It's the same thing in Europe.
Christine Lagarde made a promise a year ago that the European Central Bank wouldn't derail the economic recovery by withdrawing emergency support too early.
The president of the European Central Bank made a reference to the central bank's hike in interest rates in 2011. The moves were reversed just as the debt crisis was about to enter a more dangerous phase when Mario Draghi took over.
When turmoil began in Greece and spread to other economically weaker members of the region, it threatened to break the euro, but after he declared he would do "whatever it takes" to protect it, he was able to use a tool to back up his claim.
It was castigated for raising rates to fight a price spiral that eventually dissipated. The central bank under the leadership of Lagarde is being criticized for allowing inflation to rise to its highest level since the creation of the euro.
The share of Italy's debt in GDP was 150%.
Policymakers began a new cycle of rate hikes on July 21. They are having to contend with a new bout of market speculation focused on a weaker member of the eurozone. They have created a new crisis backstop to address concerns that higher borrowing costs could make the country's public finances unsustainable.

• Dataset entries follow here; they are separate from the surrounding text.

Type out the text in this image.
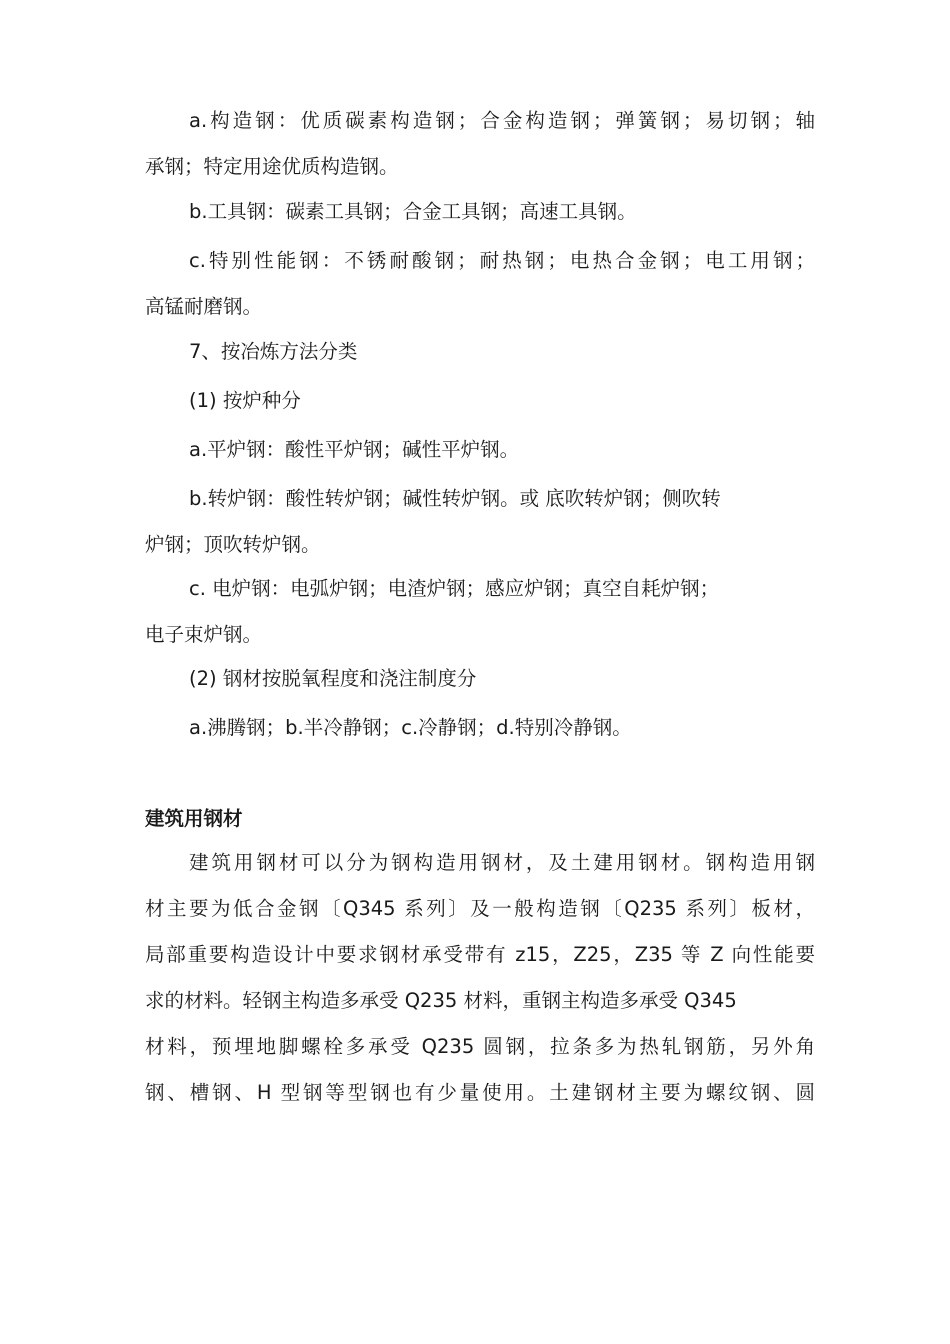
a.构造钢：优质碳素构造钢；合金构造钢；弹簧钢；易切钢；轴
承钢；特定用途优质构造钢。
b.工具钢：碳素工具钢；合金工具钢；高速工具钢。
c.特别性能钢：不锈耐酸钢；耐热钢；电热合金钢；电工用钢；
高锰耐磨钢。
7、按冶炼方法分类
(1) 按炉种分
a.平炉钢：酸性平炉钢；碱性平炉钢。
b.转炉钢：酸性转炉钢；碱性转炉钢。或 底吹转炉钢；侧吹转
炉钢；顶吹转炉钢。
c. 电炉钢：电弧炉钢；电渣炉钢；感应炉钢；真空自耗炉钢；
电子束炉钢。
(2) 钢材按脱氧程度和浇注制度分
a.沸腾钢；b.半冷静钢；c.冷静钢；d.特别冷静钢。
建筑用钢材
建筑用钢材可以分为钢构造用钢材，及土建用钢材。钢构造用钢
材主要为低合金钢〔Q345 系列〕及一般构造钢〔Q235 系列〕板材，
局部重要构造设计中要求钢材承受带有 z15，Z25，Z35 等 Z 向性能要
求的材料。轻钢主构造多承受 Q235 材料，重钢主构造多承受 Q345
材料，预埋地脚螺栓多承受 Q235 圆钢，拉条多为热轧钢筋，另外角
钢、槽钢、H 型钢等型钢也有少量使用。土建钢材主要为螺纹钢、圆
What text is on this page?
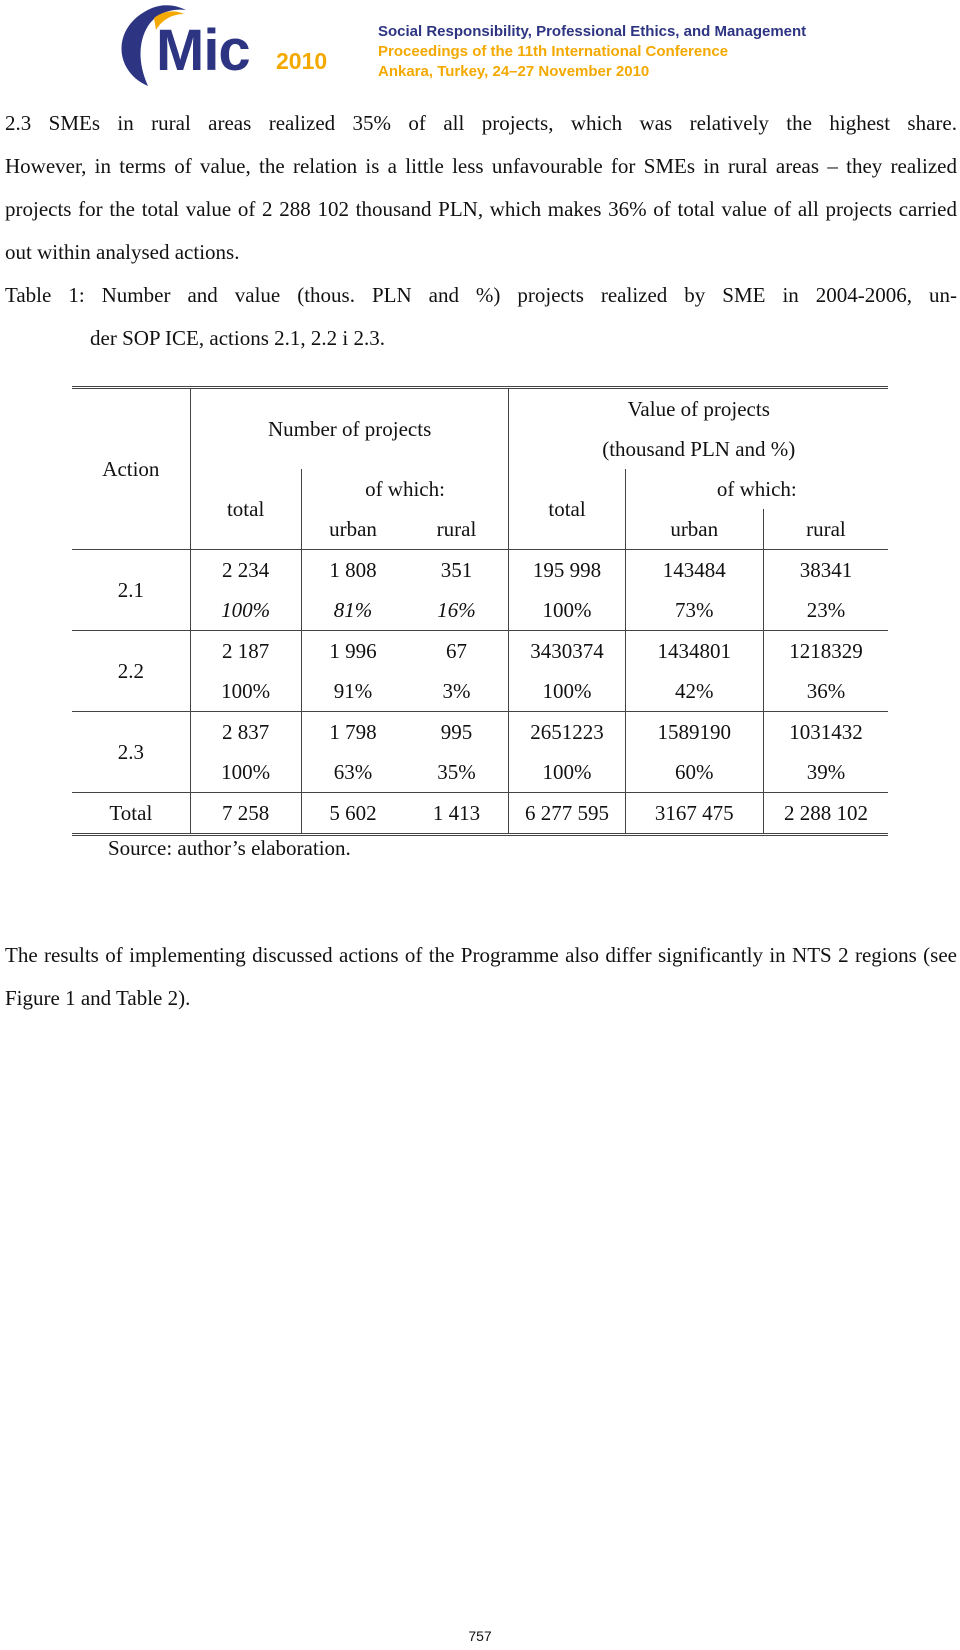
Mic 2010
Social Responsibility, Professional Ethics, and Management
Proceedings of the 11th International Conference
Ankara, Turkey, 24–27 November 2010

2.3 SMEs in rural areas realized 35% of all projects, which was relatively the highest share.

However, in terms of value, the relation is a little less unfavourable for SMEs in rural areas – they realized projects for the total value of 2 288 102 thousand PLN, which makes 36% of total value of all projects carried out within analysed actions.

Table 1: Number and value (thous. PLN and %) projects realized by SME in 2004-2006, un-
der SOP ICE, actions 2.1, 2.2 i 2.3.
Action	Number of projects			Value of projects		
				(thousand PLN and %)		
	total	of which:		total	of which:	
		urban	rural		urban	rural
2.1	2 234	1 808	351	195 998	143484	38341
	100%	81%	16%	100%	73%	23%
2.2	2 187	1 996	67	3430374	1434801	1218329
	100%	91%	3%	100%	42%	36%
2.3	2 837	1 798	995	2651223	1589190	1031432
	100%	63%	35%	100%	60%	39%
Total	7 258	5 602	1 413	6 277 595	3167 475	2 288 102
Source: author’s elaboration.

The results of implementing discussed actions of the Programme also differ significantly in NTS 2 regions (see Figure 1 and Table 2).

757
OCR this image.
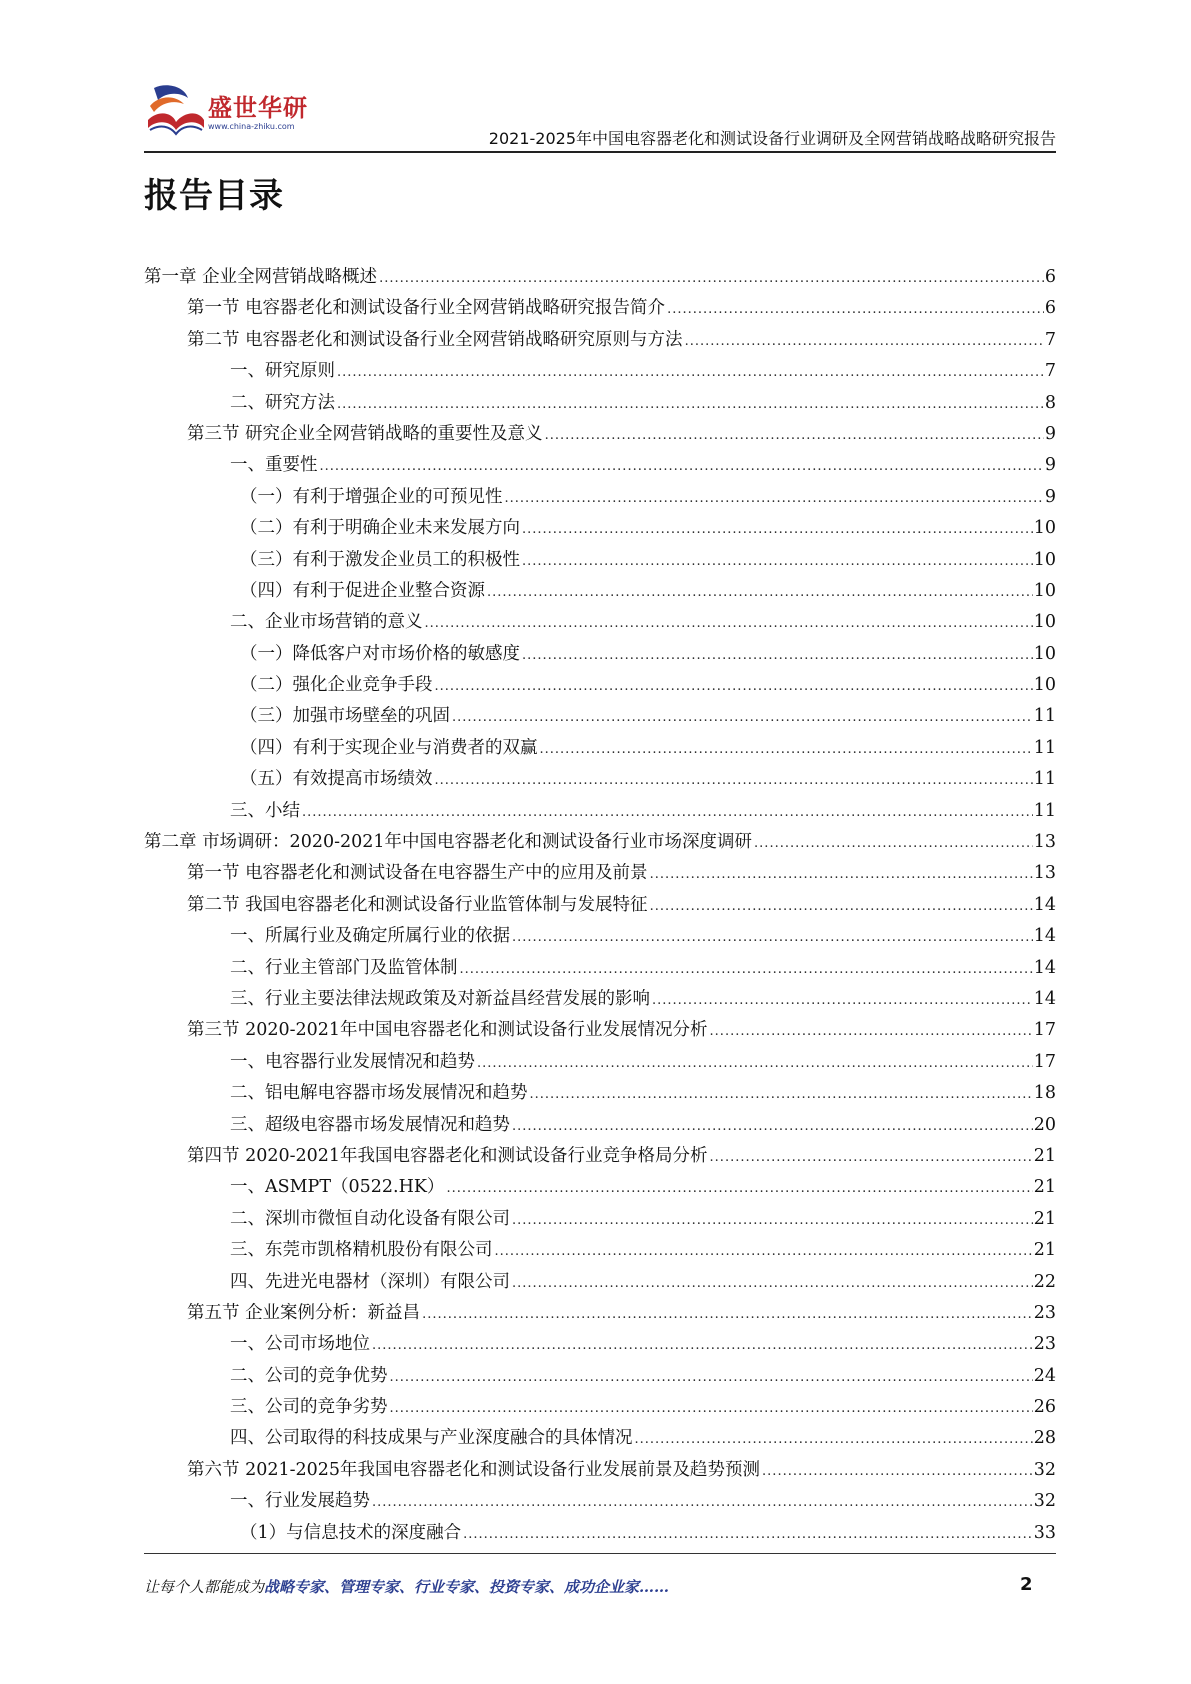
盛世华研
www.china-zhiku.com
2021-2025年中国电容器老化和测试设备行业调研及全网营销战略战略研究报告
报告目录
第一章 企业全网营销战略概述 .....	6
第一节 电容器老化和测试设备行业全网营销战略研究报告简介 .....	6
第二节 电容器老化和测试设备行业全网营销战略研究原则与方法 .....	7
一、研究原则 .....	7
二、研究方法 .....	8
第三节 研究企业全网营销战略的重要性及意义 .....	9
一、重要性 .....	9
（一）有利于增强企业的可预见性 .....	9
（二）有利于明确企业未来发展方向 .....	10
（三）有利于激发企业员工的积极性 .....	10
（四）有利于促进企业整合资源 .....	10
二、企业市场营销的意义 .....	10
（一）降低客户对市场价格的敏感度 .....	10
（二）强化企业竞争手段 .....	10
（三）加强市场壁垒的巩固 .....	11
（四）有利于实现企业与消费者的双赢 .....	11
（五）有效提高市场绩效 .....	11
三、小结 .....	11
第二章 市场调研：2020-2021年中国电容器老化和测试设备行业市场深度调研 .....	13
第一节 电容器老化和测试设备在电容器生产中的应用及前景 .....	13
第二节 我国电容器老化和测试设备行业监管体制与发展特征 .....	14
一、所属行业及确定所属行业的依据 .....	14
二、行业主管部门及监管体制 .....	14
三、行业主要法律法规政策及对新益昌经营发展的影响 .....	14
第三节 2020-2021年中国电容器老化和测试设备行业发展情况分析 .....	17
一、电容器行业发展情况和趋势 .....	17
二、铝电解电容器市场发展情况和趋势 .....	18
三、超级电容器市场发展情况和趋势 .....	20
第四节 2020-2021年我国电容器老化和测试设备行业竞争格局分析 .....	21
一、ASMPT（0522.HK） .....	21
二、深圳市微恒自动化设备有限公司 .....	21
三、东莞市凯格精机股份有限公司 .....	21
四、先进光电器材（深圳）有限公司 .....	22
第五节 企业案例分析：新益昌 .....	23
一、公司市场地位 .....	23
二、公司的竞争优势 .....	24
三、公司的竞争劣势 .....	26
四、公司取得的科技成果与产业深度融合的具体情况 .....	28
第六节 2021-2025年我国电容器老化和测试设备行业发展前景及趋势预测 .....	32
一、行业发展趋势 .....	32
（1）与信息技术的深度融合 .....	33
让每个人都能成为战略专家、管理专家、行业专家、投资专家、成功企业家……	2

One of the last major central banks to raise rates was the European Central Bank. With inflation now at 8.6% and rising, and consistently exceeding officials' forecasts, the danger of prices getting out of control is focused on.
The European Commission forecasts show that price growth will double the target of the European Central Bank.
With the war in Ukraine already fueling inflation via higher prices for energy, fertilizer, and food, officials are pondering the impact the euro's drop to parity with the dollar might have in stoking import costs, as well as the possibility that Russia could cut off gas supplies
The European Central Bank is behind the curve when it comes to monetary policy, according to a survey of 28 forecasters. The three-quarters of a percentage point increase the US Federal Reserve delivered in June is likely to be repeated at the next meeting of the European Central Bank.
Increasing warnings that a recession may be about to strike the region, even without the cessation of Russian gas flows, may cause officials to think twice about too aggressive an approach. According to analysts surveyed, there is a 45% chance of a recession in the next year. Germany, Europe's biggest economy, is more dependent on Russia for gas than most other countries.
There is a chance that a big rate move could cause turmoil in Italy, where Mario Draghi resigned as prime minister just hours before the rate decision was announced.
The departure of the region's third-largest economy from the euro would pose a real danger if it had left. It is hard to imagine the currency project continuing without Italy being a founding member of the European Coal andSteel Community.
When Lagarde confirmed a timetable of rate hikes in June, investors worried that the higher costs of servicing Italy's public debt could become too much to bear. The yield on Italy's 10-year debt rose for the first time in three years. The president of the European Central Bank had to call an emergency meeting to convince officials of the need to create a new tool.
Policymakers want it to be the same as the instrument unveiled by Draghi a decade ago. Outright Monetary Transactions allowed the European Central Bank to buy bonds from weaker euro members in exchange for strict conditions on the conduct of economic policy. Without its existence, speculators wouldn't be at risk. It has fallen out of favor because of the political stigma.
Lagarde will have to create a new backstop that investors will be impressed with. The question of whether the transmission protection instrument can achieve that is going to be answered in the coming months.
The US is exporting inflation and the Fed hikes will make it worse.